For the cosmetics industry, ICMS incentives will be phased out during the transition period as the IBS is implemented and its rate gradually increases.
This change will require companies to review their operational locations and logistics strategies, prioritizing efficiency over tax advantages.

From 2029 to 2032, state tax incentives will lose relevance, making structures based solely on tax benefits less attractive.

Handling of Existing Tax Credits

  • PIS and COFINS credits: Balances recorded before their elimination in 2027 remain valid for five years and may be offset against CBS liabilities or, if in excess, refunded or used against other federal taxes.

  • IPI credits: The law does not allow IPI credits to offset CBS or IBS debts, making it advisable to fully utilize these credits before CBS takes effect.

  • ICMS credits: Balances not used by December 2032, once approved by the states, may be applied to offset IBS liabilities.

Transition Timeline

  • CBS begins January 1, 2027

  • IBS begins January 1, 2029
    The full transition will continue until 2033, during which old and new taxes will coexist and rates will gradually adjust.
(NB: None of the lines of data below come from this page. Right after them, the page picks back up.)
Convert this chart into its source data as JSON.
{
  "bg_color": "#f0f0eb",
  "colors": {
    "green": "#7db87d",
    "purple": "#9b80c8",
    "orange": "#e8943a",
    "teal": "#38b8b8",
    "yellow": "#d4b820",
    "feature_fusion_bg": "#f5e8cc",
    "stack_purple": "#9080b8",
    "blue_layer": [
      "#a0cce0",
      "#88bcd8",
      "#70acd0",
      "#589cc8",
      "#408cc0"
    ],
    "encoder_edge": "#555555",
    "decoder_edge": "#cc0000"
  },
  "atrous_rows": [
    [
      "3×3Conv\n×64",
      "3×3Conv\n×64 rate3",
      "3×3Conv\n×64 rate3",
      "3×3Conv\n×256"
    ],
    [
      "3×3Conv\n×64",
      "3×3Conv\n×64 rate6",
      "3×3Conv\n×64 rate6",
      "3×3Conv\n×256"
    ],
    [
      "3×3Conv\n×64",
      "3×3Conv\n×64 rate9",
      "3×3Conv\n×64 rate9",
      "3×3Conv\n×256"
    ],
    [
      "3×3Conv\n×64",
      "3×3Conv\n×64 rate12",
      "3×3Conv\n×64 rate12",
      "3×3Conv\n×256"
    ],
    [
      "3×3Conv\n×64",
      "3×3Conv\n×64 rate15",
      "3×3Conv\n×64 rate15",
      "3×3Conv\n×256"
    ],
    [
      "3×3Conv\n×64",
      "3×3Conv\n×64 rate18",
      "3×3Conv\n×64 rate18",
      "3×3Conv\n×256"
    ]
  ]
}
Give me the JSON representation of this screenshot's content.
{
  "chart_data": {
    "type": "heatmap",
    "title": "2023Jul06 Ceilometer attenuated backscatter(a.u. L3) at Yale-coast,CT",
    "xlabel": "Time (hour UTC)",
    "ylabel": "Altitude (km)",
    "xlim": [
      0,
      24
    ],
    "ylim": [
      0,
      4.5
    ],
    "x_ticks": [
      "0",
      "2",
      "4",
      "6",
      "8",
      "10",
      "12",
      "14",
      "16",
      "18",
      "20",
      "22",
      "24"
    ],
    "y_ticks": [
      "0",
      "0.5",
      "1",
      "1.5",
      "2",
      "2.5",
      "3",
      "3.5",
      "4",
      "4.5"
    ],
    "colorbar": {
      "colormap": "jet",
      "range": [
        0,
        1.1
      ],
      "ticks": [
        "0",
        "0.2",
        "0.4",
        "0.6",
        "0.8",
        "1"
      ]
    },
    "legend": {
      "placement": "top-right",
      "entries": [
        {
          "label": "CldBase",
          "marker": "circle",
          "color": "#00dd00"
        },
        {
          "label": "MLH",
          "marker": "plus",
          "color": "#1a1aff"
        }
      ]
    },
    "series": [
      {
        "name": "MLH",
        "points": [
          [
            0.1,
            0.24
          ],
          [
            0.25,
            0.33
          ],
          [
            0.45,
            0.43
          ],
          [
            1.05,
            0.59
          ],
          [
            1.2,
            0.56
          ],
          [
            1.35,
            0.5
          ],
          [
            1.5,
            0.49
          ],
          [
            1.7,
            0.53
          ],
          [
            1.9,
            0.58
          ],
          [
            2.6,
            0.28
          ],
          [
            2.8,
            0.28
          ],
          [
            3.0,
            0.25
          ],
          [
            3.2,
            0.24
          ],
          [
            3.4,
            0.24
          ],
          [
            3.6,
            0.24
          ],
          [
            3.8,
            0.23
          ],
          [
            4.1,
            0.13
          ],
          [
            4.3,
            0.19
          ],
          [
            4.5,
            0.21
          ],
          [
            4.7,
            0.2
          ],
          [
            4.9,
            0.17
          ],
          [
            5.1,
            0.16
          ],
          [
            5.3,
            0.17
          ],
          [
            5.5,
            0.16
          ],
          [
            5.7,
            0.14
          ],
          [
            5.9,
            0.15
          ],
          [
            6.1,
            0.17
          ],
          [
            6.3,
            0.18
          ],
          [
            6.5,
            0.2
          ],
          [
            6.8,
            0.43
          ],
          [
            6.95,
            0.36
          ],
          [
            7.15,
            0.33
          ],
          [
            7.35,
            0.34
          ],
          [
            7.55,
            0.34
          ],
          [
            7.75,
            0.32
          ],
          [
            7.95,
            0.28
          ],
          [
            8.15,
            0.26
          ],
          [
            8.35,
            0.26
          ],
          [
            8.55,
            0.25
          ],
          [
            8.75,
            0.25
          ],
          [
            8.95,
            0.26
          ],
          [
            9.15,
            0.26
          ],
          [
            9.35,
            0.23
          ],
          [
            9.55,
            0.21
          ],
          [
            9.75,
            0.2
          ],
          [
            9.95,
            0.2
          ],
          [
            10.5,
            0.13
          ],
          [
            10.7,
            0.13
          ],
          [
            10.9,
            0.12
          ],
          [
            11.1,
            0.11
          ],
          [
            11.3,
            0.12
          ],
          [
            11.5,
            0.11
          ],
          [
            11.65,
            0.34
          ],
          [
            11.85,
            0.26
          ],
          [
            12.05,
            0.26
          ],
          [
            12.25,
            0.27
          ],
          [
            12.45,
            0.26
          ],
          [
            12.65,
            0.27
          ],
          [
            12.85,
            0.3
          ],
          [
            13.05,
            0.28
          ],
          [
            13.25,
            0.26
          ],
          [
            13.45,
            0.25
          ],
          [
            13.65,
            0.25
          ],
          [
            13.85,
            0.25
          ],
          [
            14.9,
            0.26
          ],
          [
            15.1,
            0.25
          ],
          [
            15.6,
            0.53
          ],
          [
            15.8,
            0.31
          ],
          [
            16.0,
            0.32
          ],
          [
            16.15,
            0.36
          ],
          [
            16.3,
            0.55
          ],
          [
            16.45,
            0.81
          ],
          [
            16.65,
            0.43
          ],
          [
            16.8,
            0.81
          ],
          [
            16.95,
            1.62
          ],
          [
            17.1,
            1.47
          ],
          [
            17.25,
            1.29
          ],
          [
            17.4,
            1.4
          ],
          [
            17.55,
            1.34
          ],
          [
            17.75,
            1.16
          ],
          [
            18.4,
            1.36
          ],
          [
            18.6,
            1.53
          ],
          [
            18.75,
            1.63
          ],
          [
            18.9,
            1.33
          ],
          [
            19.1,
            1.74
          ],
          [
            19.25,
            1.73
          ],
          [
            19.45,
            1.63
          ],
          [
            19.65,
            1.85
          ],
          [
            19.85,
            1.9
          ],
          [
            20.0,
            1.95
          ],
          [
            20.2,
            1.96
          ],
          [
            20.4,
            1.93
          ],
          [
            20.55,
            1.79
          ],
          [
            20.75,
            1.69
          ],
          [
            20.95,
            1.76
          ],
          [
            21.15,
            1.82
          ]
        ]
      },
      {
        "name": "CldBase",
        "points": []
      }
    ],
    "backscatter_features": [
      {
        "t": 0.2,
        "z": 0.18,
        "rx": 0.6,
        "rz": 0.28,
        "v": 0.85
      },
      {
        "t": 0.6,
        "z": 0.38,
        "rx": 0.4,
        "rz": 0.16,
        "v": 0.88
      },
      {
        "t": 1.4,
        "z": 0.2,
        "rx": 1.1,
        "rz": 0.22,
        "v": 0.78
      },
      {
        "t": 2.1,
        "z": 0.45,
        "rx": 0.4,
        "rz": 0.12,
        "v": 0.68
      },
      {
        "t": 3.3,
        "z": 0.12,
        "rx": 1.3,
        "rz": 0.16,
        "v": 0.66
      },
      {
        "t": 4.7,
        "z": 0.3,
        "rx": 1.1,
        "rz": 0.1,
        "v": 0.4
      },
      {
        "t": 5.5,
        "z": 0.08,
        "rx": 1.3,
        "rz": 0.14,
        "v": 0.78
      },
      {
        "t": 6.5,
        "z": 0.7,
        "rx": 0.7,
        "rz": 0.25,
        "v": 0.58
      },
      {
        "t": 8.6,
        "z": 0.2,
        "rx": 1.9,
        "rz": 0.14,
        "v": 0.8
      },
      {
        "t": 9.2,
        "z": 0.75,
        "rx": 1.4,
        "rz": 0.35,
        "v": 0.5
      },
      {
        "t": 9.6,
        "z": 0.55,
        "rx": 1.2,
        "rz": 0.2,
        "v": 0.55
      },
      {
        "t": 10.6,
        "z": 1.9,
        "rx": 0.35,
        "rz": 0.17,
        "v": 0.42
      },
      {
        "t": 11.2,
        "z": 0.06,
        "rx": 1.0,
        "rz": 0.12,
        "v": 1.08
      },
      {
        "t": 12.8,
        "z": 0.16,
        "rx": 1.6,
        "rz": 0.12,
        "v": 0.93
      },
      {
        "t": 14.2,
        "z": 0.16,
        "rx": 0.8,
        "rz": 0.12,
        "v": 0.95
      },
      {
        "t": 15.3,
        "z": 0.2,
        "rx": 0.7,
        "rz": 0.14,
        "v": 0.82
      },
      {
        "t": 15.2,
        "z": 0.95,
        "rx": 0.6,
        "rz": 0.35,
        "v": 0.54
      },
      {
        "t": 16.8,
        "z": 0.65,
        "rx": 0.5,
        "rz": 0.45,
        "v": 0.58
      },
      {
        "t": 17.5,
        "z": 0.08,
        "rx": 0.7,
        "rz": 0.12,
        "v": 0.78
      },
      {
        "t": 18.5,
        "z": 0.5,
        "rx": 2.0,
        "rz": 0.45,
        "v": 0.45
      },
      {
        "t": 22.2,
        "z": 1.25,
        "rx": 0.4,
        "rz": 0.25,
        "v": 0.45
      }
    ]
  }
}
IPI and the Manaus Free Trade Zone

The IPI will not be entirely eliminated.
Most products will have their IPI rate reduced to zero as of January 2027, but certain items produced in the Manaus Free Trade Zone (ZFM) will maintain their IPI rates if they receive incentives.
Products such as perfumery and cosmetic preparations (NCM 3303 to 3307) may qualify for presumed IBS and CBS credits when produced in the ZFM.

Selective Tax (IS)

At present, there is no forecast for a Selective Tax (IS) on personal care, perfumery, and cosmetics products, but companies should monitor potential updates.


Conclusion
The 2025 tax reform presents both opportunities and challenges for the personal care, perfumery, and cosmetics sector.
While it promises a simpler and more transparent system, companies must carefully plan for higher operational efficiency, reevaluate supply chains, and proactively manage tax credits to remain competitive in this evolving landscape.